The painting was repatriated at an official handover ceremony at the French Embassy in Washington. Photo: Saul Loeb/AFP via Yahoo News

Pablo Picasso La Coiffeusse (1911)
Photo: Mark Wilson/Getty Images via AFP

The United States returned a long-lost $15 million Pablo Picasso painting to France with an official handover ceremony at the French embassy in Washington on Thursday.

La Coiffeuse (1911) was seized by American customs agents in Newark, New Jersey in December 2014. The painting was discovered in a parcel sent from Belgium to Queens, New York, labeled as “art craft.”

According to Kelly Currie, acting US attorney for the eastern district of New York, customs officials became suspicious because the package—shipped as a $37 Christmas gift—was addressed to a climate-controlled warehouse.

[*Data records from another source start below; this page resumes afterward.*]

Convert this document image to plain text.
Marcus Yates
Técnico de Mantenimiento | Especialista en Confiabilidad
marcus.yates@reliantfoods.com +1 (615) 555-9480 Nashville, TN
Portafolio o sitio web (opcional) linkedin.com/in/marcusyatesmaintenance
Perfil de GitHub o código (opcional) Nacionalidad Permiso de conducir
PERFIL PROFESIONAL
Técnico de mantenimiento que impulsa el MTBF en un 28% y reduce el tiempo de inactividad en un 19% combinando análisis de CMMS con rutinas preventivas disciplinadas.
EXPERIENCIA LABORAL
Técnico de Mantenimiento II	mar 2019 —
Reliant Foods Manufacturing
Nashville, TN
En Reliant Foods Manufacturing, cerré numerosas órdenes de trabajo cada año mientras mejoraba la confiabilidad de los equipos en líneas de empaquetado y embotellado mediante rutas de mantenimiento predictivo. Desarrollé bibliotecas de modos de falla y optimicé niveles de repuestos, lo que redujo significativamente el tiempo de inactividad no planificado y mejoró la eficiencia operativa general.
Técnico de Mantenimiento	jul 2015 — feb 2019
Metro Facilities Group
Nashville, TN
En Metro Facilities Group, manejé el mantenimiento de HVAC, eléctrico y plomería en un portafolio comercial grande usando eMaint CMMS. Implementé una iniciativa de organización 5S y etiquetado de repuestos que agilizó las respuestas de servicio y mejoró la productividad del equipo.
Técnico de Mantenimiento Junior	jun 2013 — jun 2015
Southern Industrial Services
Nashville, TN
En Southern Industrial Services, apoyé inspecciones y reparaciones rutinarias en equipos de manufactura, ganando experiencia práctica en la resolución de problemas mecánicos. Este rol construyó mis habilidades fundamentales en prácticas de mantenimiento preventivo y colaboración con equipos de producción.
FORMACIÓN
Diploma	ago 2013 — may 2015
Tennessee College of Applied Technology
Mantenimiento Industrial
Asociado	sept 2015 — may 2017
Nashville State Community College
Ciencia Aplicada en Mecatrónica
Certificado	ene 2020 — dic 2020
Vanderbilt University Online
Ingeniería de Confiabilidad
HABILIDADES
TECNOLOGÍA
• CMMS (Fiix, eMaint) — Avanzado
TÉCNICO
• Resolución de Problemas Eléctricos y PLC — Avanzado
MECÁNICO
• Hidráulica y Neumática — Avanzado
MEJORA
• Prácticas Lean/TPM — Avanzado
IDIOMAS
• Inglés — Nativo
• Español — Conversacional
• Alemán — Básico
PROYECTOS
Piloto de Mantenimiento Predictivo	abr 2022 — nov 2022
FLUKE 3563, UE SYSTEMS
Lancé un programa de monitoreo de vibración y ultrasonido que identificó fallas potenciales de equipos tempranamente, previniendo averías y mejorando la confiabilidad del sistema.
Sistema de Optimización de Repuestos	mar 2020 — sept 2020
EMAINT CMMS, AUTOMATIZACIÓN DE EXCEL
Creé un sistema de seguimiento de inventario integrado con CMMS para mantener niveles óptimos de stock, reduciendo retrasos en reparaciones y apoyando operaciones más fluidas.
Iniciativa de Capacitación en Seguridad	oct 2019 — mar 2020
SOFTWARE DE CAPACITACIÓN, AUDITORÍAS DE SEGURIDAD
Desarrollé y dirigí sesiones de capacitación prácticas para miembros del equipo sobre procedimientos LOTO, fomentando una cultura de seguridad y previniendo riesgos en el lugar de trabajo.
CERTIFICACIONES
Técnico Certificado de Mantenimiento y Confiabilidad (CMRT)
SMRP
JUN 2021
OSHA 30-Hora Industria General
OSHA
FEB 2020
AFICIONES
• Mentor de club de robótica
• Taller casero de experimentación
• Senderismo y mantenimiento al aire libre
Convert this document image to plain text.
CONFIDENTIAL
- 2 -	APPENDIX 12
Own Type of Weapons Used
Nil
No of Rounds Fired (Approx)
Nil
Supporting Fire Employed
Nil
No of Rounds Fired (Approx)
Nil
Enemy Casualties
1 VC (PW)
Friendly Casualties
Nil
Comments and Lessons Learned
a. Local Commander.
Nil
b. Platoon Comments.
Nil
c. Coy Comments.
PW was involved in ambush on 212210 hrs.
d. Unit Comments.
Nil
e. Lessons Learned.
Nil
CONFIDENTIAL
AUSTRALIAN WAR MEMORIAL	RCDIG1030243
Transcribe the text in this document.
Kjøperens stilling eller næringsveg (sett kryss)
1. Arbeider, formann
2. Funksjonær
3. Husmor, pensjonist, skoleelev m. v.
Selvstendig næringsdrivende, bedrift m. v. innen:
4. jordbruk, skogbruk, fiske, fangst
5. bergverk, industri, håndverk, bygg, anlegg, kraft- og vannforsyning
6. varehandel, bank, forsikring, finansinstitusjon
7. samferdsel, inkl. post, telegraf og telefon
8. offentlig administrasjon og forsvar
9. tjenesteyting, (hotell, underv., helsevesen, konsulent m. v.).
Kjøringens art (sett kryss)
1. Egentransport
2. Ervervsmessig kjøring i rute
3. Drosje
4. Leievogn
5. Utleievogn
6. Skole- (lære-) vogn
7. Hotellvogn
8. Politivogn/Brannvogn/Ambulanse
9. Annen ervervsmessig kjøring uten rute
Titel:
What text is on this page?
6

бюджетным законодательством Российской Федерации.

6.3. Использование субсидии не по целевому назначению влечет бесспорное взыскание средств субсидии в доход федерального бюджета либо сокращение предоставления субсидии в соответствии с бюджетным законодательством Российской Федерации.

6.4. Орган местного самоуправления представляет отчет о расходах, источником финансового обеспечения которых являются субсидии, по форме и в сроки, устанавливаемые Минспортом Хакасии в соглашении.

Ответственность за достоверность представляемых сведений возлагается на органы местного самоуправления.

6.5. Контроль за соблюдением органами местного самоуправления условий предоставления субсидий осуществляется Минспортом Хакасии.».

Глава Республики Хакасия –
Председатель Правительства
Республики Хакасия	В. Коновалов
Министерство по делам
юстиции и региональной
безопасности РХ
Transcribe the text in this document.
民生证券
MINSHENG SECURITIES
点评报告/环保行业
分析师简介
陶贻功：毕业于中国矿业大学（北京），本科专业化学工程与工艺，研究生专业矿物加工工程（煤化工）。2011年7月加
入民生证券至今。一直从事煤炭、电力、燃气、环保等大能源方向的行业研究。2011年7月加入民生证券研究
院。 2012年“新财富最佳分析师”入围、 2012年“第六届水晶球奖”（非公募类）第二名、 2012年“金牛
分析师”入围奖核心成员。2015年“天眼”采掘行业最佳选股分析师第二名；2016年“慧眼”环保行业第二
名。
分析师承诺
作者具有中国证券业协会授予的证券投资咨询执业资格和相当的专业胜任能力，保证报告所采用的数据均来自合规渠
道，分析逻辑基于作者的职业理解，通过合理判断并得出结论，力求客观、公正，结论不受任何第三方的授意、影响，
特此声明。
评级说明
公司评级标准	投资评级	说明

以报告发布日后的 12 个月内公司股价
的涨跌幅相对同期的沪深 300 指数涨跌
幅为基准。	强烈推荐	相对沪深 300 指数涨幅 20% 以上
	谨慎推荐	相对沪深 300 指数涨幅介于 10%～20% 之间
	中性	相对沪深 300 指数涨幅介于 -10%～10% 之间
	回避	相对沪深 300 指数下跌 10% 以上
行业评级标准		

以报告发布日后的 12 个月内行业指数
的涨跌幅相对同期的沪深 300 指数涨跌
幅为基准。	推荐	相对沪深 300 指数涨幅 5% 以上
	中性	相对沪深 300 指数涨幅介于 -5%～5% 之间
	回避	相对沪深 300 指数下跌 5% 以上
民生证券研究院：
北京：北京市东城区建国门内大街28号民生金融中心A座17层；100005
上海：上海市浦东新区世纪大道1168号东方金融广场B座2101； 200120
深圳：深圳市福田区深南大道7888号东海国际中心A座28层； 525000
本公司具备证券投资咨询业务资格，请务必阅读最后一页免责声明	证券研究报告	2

The painting was repatriated at an official handover ceremony at the French Embassy in Washington.
Photo: Saul Loeb/AFP via Yahoo News

Its content turned out to be the long-lost cubist masterpiece reported stolen from the archives of Paris’s Centre Georges Pompidou Museum back in 2001.

Currie emphasized, “The US is not an easy market for black market smuggling of art and antiques,” adding that the case was resolved at an unprecedented pace.

Meanwhile, at the handover ceremony in Washington the US director of Immigration and Customs Enforcement (ICE) Sarah Saldaña said, “There’s a tremendous feeling of accomplishment when we return a piece of art like this… The message from ICE today is ‘This is part of our mission, a part of the work we do.’”

US Immigration and Customs Enforcement director Sarah Saldaña shakes hands with the deputy chief of mission at the French embassy, Frederic Dore.
Photo: Saul Loeb/AFP via Yahoo News

She went on to praise the American government agencies involved in the identification and repatriation of the artwork, “You saw some tremendous investigative work in detecting this piece to begin with and we will continue to do so.”

According to AFP, the deputy chief of mission at the French embassy in Washington Frédéric Doré, applauded the “outstanding Franco-American customs cooperation.”

However, Doré revealed that the artwork had suffered some minor damage and that it required restoration work to “come back to life,” before being put back on public display in Paris.